Depuis l’élection fédérale, des commentateurs ont entrepris de dédramatiser les « divisions » de notre Dominion.




Un fossé grandissant sépare villes et campagnes ; l’Ouest plus que jamais bleu conservateur ; l’Est, qui, depuis 2011, n’a pas eu autant de bleu pâle bloquiste.




Mais ils insistent, il n’y aurait selon eux rien de nouveau, ce pays a toujours été divisé.




L’Alberta




Certes, la division est normale dans un pays. Nos démocraties réussissent habituellement à bien l’organiser.




Mais parfois, il y a risque de crise, voire d’éclatement. La division devient problématique. Sur cet aspect, au Canada, en 2019, il y a du nouveau.




Il vient non pas du Bloc, mais de l’Alberta.

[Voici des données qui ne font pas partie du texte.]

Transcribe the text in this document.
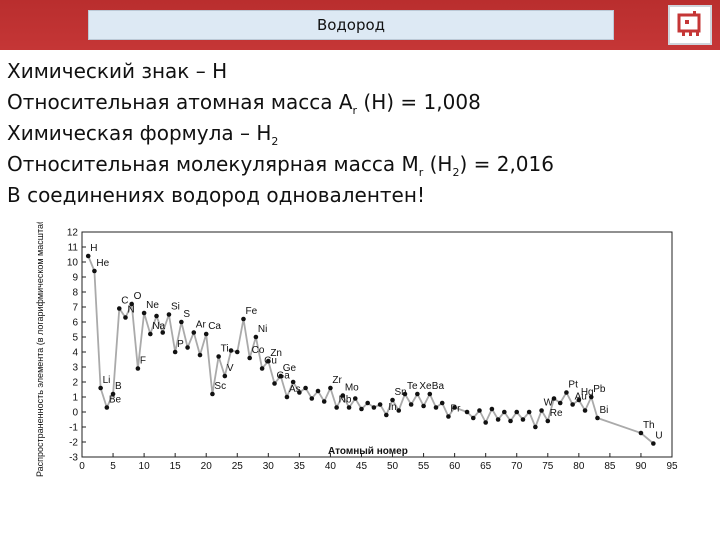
Водород
Химический знак – H
Относительная атомная масса $A_r$ (H) = 1,008
Химическая формула – $H_2$
Относительная молекулярная масса $M_r$ $(H_2) = 2,016$
В соединениях водород одновалентен!
-3
-2
-1
0
1
2
3
4
5
6
7
8
9
10
11
12
0	5 10 15 20 25 30 35 40 45 50 55 60 65 70 75 80 85 90 95
H
He
Li
Be
B
C
N
O
F
Ne
Na
Si
P
S
Ar Ca
Sc
Ti
V
Fe
Co
Ni
Cu
Zn
Ga
Ge
As
Zr
Nb
Mo	Sn
In
Te Xe Ba
Pr
W
Re
Pt
Au
Hg Pb
Bi
Th
U
Атомный номер
Распространенность элемента (в логарифмическом масштабе)
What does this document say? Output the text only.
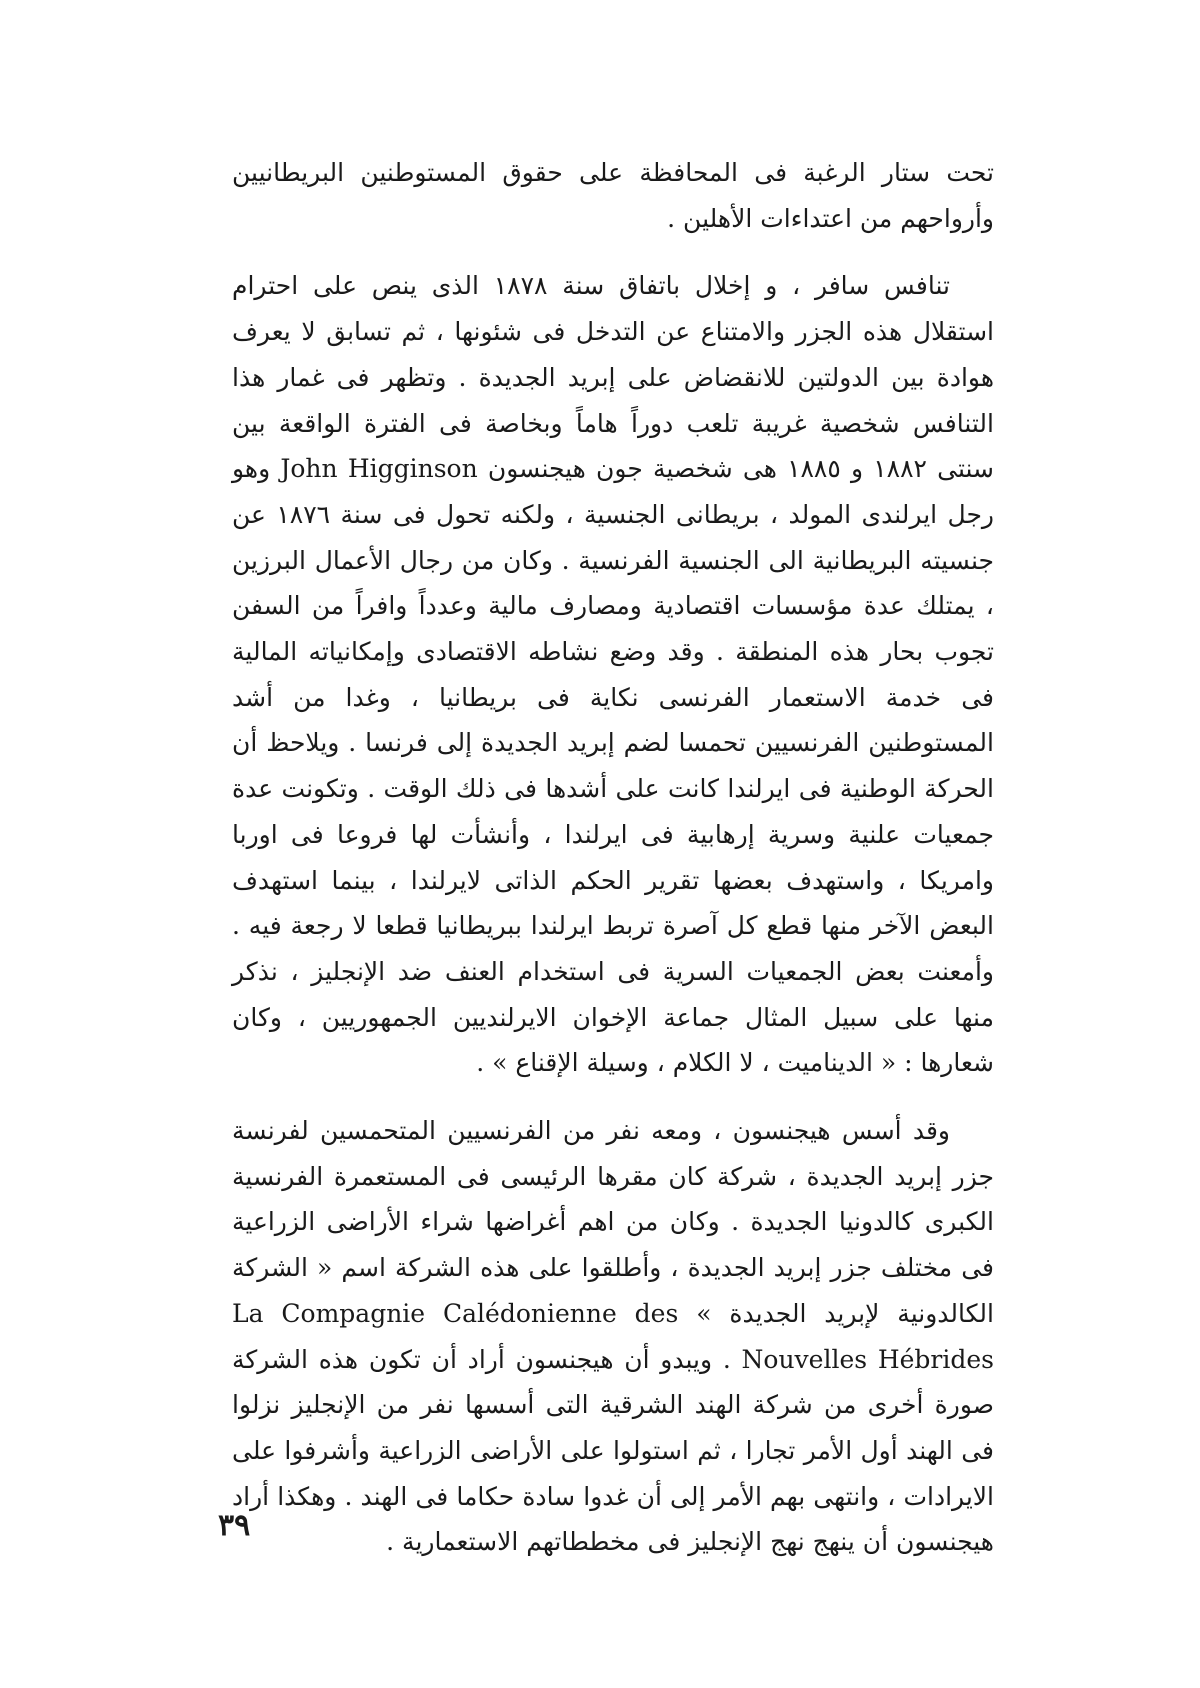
تحت ستار الرغبة فى المحافظة على حقوق المستوطنين البريطانيين وأرواحهم من اعتداءات الأهلين .

تنافس سافر ، و إخلال باتفاق سنة ١٨٧٨ الذى ينص على احترام استقلال هذه الجزر والامتناع عن التدخل فى شئونها ، ثم تسابق لا يعرف هوادة بين الدولتين للانقضاض على إبريد الجديدة . وتظهر فى غمار هذا التنافس شخصية غريبة تلعب دوراً هاماً وبخاصة فى الفترة الواقعة بين سنتى ١٨٨٢ و ١٨٨٥ هى شخصية جون هيجنسون John Higginson وهو رجل ايرلندى المولد ، بريطانى الجنسية ، ولكنه تحول فى سنة ١٨٧٦ عن جنسيته البريطانية الى الجنسية الفرنسية . وكان من رجال الأعمال البرزين ، يمتلك عدة مؤسسات اقتصادية ومصارف مالية وعدداً وافراً من السفن تجوب بحار هذه المنطقة . وقد وضع نشاطه الاقتصادى وإمكانياته المالية فى خدمة الاستعمار الفرنسى نكاية فى بريطانيا ، وغدا من أشد المستوطنين الفرنسيين تحمسا لضم إبريد الجديدة إلى فرنسا . ويلاحظ أن الحركة الوطنية فى ايرلندا كانت على أشدها فى ذلك الوقت . وتكونت عدة جمعيات علنية وسرية إرهابية فى ايرلندا ، وأنشأت لها فروعا فى اوربا وامريكا ، واستهدف بعضها تقرير الحكم الذاتى لايرلندا ، بينما استهدف البعض الآخر منها قطع كل آصرة تربط ايرلندا ببريطانيا قطعا لا رجعة فيه . وأمعنت بعض الجمعيات السرية فى استخدام العنف ضد الإنجليز ، نذكر منها على سبيل المثال جماعة الإخوان الايرلنديين الجمهوريين ، وكان شعارها : « الديناميت ، لا الكلام ، وسيلة الإقناع » .

وقد أسس هيجنسون ، ومعه نفر من الفرنسيين المتحمسين لفرنسة جزر إبريد الجديدة ، شركة كان مقرها الرئيسى فى المستعمرة الفرنسية الكبرى كالدونيا الجديدة . وكان من اهم أغراضها شراء الأراضى الزراعية فى مختلف جزر إبريد الجديدة ، وأطلقوا على هذه الشركة اسم « الشركة الكالدونية لإبريد الجديدة » La Compagnie Calédonienne des Nouvelles Hébrides . ويبدو أن هيجنسون أراد أن تكون هذه الشركة صورة أخرى من شركة الهند الشرقية التى أسسها نفر من الإنجليز نزلوا فى الهند أول الأمر تجارا ، ثم استولوا على الأراضى الزراعية وأشرفوا على الايرادات ، وانتهى بهم الأمر إلى أن غدوا سادة حكاما فى الهند . وهكذا أراد هيجنسون أن ينهج نهج الإنجليز فى مخططاتهم الاستعمارية .

٣٩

Avec Jason Kenney, jamais elle n’a eu un chef de gouvernement aussi déterminé.




Pour s’en convaincre, il faut lire l’intéressante analyse du constitutionnaliste André Binette dans la revue L’Action nationale (vol. CIX no 7) intitulée « La stratégie constitutionnelle albertaine ».




Le texte, écrit cet été, fait prendre conscience que le « plan A » de Kenney découlait d’une victoire de Scheer. Cela ne s’est pas produit, on le sait.




La stratégie albertaine comporte un « plan B » en deux volets : d’abord juridique. Ensuite, référendaire.




Juridique




Le juridique est en marche : l’Alberta s’est jointe à la contestation de la taxe carbone du gouvernement Trudeau.




De plus, pour punir la Colombie-Britannique qui s’est opposée à la construction d’un oléoduc, le gouvernement Kenney a mis en vigueur une loi lui permettant « de fermer le robinet du pétrole » à sa voisine !




Ces gestes juridiques seraient fragiles sur le plan constitutionnel et n’auraient pas grand avenir devant les tribunaux.




Kenney espère l’emporter grâce à la « compétence provinciale sur la production énergétique » qui découle de la Constitution en 1982. Une concession de dernière minute du père Trudeau pour convaincre l’Ouest de se joindre au rapatriement...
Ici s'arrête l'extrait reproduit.